Charities have received almost £82,000 over the last year from North Yorkshire’s crematoriums as part of a metal recycling scheme.
North Yorkshire Council’s bereavement services have raised the funds through the recycling of metals recovered from cremations with consent from the bereaved families.
The recycled metals include those used in the construction of the coffins and in orthopaedic implants such as hip, knee and replacement joints.
There are four crematoriums in North Yorkshire. These are Skipton Crematorium, Maple Park in Thirsk, Stonefall in Harrogate and Woodlands Crematorium in Scarborough.
The council works in partnership with the Institute for Cemetery and Crematorium Management (ICCM) and BRUCE Metals to choose local charities to receive donations.
Since June last year, Cruse Bereavement Care serving the Craven and Bradford area has received £33,990 from Skipton Crematorium.
Over the last year, Woodlands Crematorium donated about £4,750 to Saint Catherine’s Hospice, and £19,000 to The Rainbow Centre which supports vulnerable people in crisis.
In April, Maple Park donated £12,000 to Macmillan Cancer Support and the Sir Robert Ogden Centre in Northallerton.

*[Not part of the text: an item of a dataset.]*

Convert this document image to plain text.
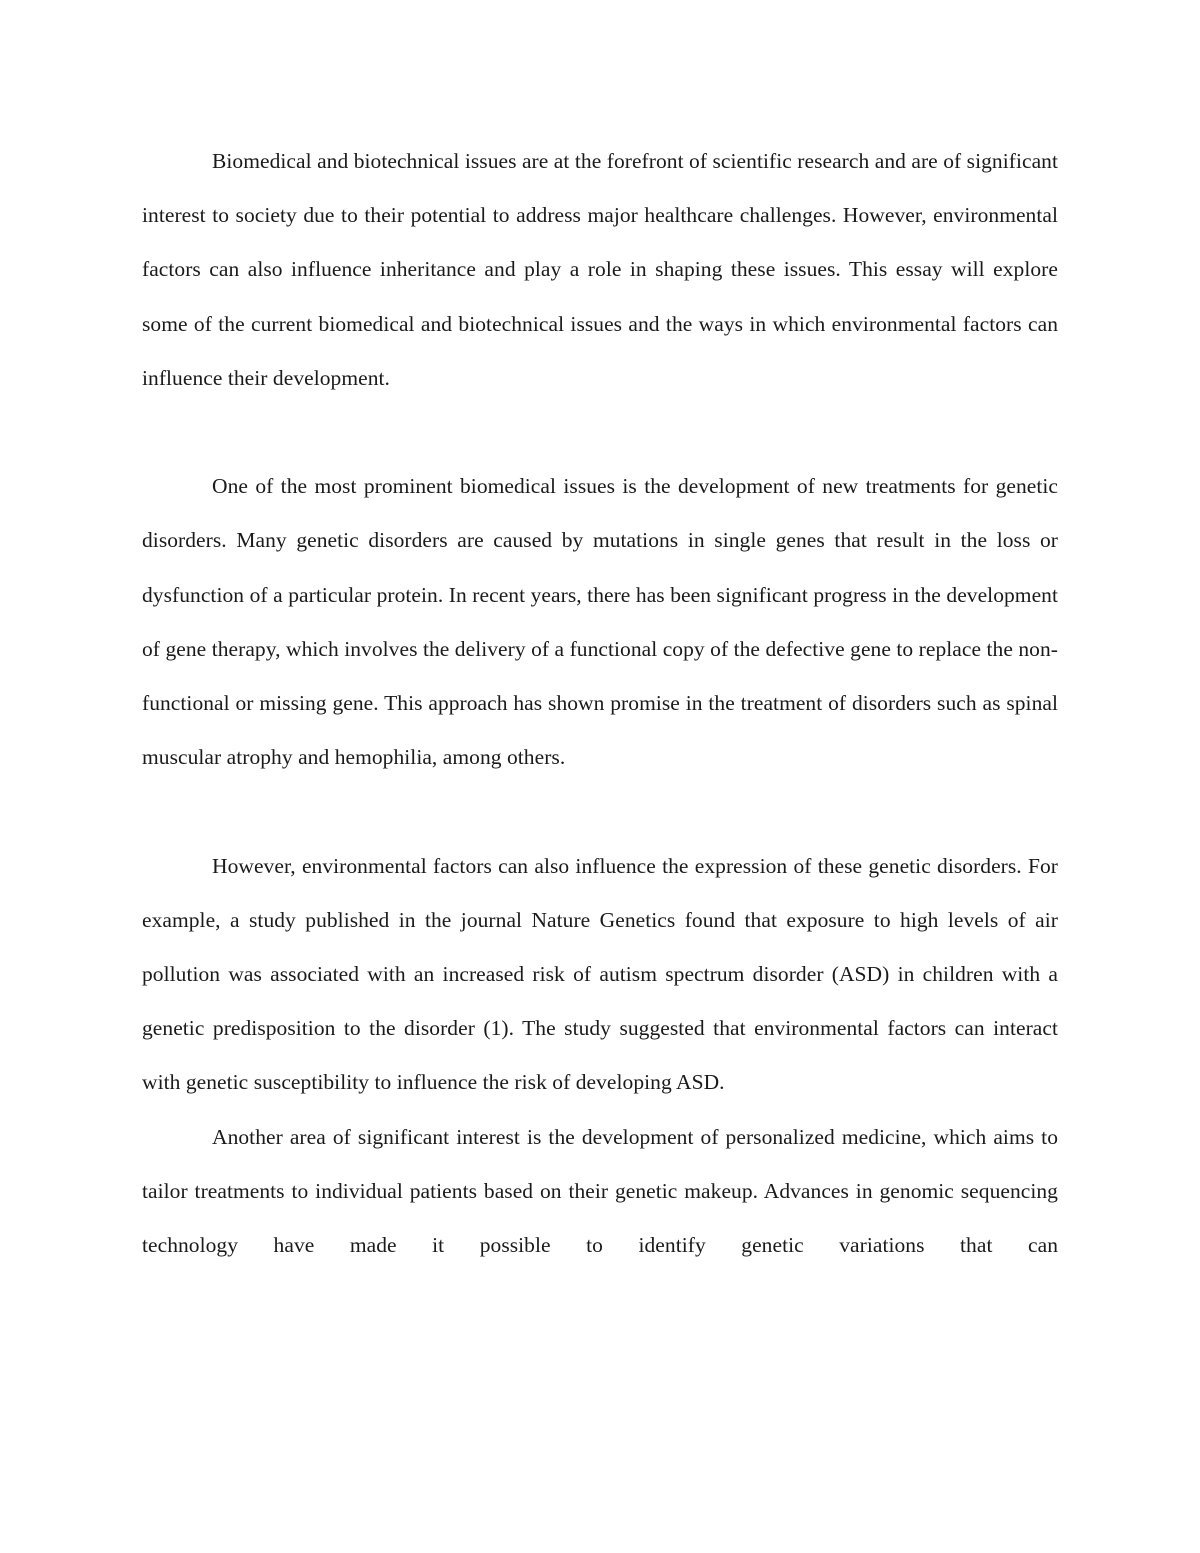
Biomedical and biotechnical issues are at the forefront of scientific research and are of significant interest to society due to their potential to address major healthcare challenges. However, environmental factors can also influence inheritance and play a role in shaping these issues. This essay will explore some of the current biomedical and biotechnical issues and the ways in which environmental factors can influence their development.

One of the most prominent biomedical issues is the development of new treatments for genetic disorders. Many genetic disorders are caused by mutations in single genes that result in the loss or dysfunction of a particular protein. In recent years, there has been significant progress in the development of gene therapy, which involves the delivery of a functional copy of the defective gene to replace the non-functional or missing gene. This approach has shown promise in the treatment of disorders such as spinal muscular atrophy and hemophilia, among others.

However, environmental factors can also influence the expression of these genetic disorders. For example, a study published in the journal Nature Genetics found that exposure to high levels of air pollution was associated with an increased risk of autism spectrum disorder (ASD) in children with a genetic predisposition to the disorder (1). The study suggested that environmental factors can interact with genetic susceptibility to influence the risk of developing ASD.

Another area of significant interest is the development of personalized medicine, which aims to tailor treatments to individual patients based on their genetic makeup. Advances in genomic sequencing technology have made it possible to identify genetic variations that can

In August, Stonefall donated £6,000 to children’s cancer charity Candlelighters, and £6,000 to the Friends of Harrogate Hospital, which raises money for state-of-the-art hospital equipment and services that the NHS cannot provide.
Charter mayor of Harrogate, Cllr Michael Harrison, said: “I was delighted to present the cheque to such a worthwhile cause. The charity, run by volunteers, helps ensure patients of Harrogate Hospital have the most pleasant experience possible, often during an unsettling time.

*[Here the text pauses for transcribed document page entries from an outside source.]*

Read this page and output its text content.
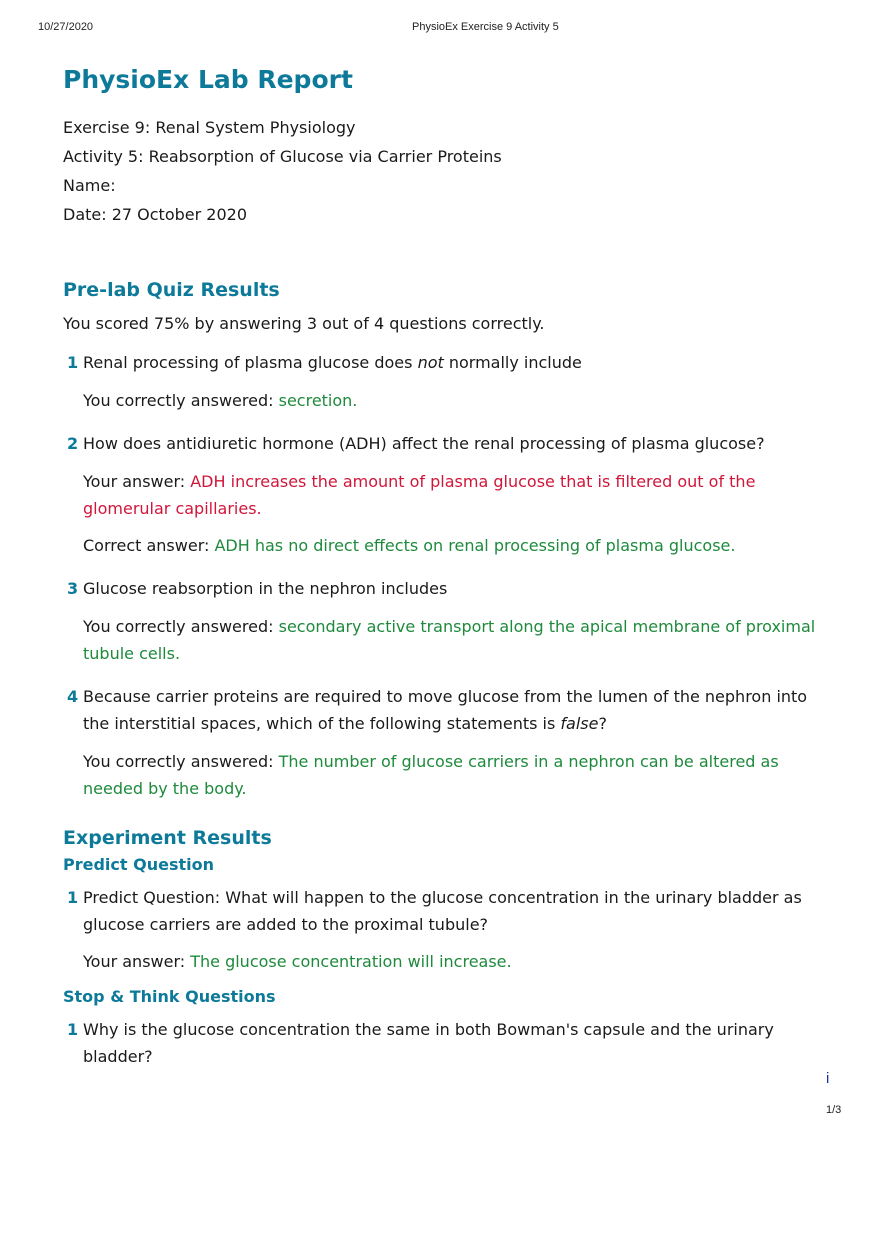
10/27/2020	PhysioEx Exercise 9 Activity 5
PhysioEx Lab Report
Exercise 9: Renal System Physiology
Activity 5: Reabsorption of Glucose via Carrier Proteins
Name:
Date: 27 October 2020
Pre-lab Quiz Results
You scored 75% by answering 3 out of 4 questions correctly.
1 Renal processing of plasma glucose does not normally include
You correctly answered: secretion.
2 How does antidiuretic hormone (ADH) affect the renal processing of plasma glucose?
Your answer: ADH increases the amount of plasma glucose that is filtered out of the glomerular capillaries.
Correct answer: ADH has no direct effects on renal processing of plasma glucose.
3 Glucose reabsorption in the nephron includes
You correctly answered: secondary active transport along the apical membrane of proximal tubule cells.
4 Because carrier proteins are required to move glucose from the lumen of the nephron into the interstitial spaces, which of the following statements is false?
You correctly answered: The number of glucose carriers in a nephron can be altered as needed by the body.
Experiment Results
Predict Question
1 Predict Question: What will happen to the glucose concentration in the urinary bladder as glucose carriers are added to the proximal tubule?
Your answer: The glucose concentration will increase.
Stop & Think Questions
1 Why is the glucose concentration the same in both Bowman's capsule and the urinary bladder?
i
1/3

“I’d like to thank those families who, during a difficult time, have consented to us recycling metals recovered. By raising this money, everyone involved has done their bit to helping local charities.”
Friends of Harrogate Hospital chair, John Fox, said: “We are extremely grateful for this generous donation to support our future work.
“As well as thanking the ICCM for their generosity, I’d like to thank our former mayor, Trevor Chapman, for nominating us and the council’s bereavement services
“We look forward to inviting them all to join us when we hand over the equipment funded by this donation.”
North Yorkshire Council has recently achieved a gold standard in the Charter for the Bereaved Assessment Process for Burial and Cremation from the ICCM.
It aims to promote the improvement of cemeteries, crematoria and public services for the disposal of the deceased and promote the advancement and welfare of people employed in the industry.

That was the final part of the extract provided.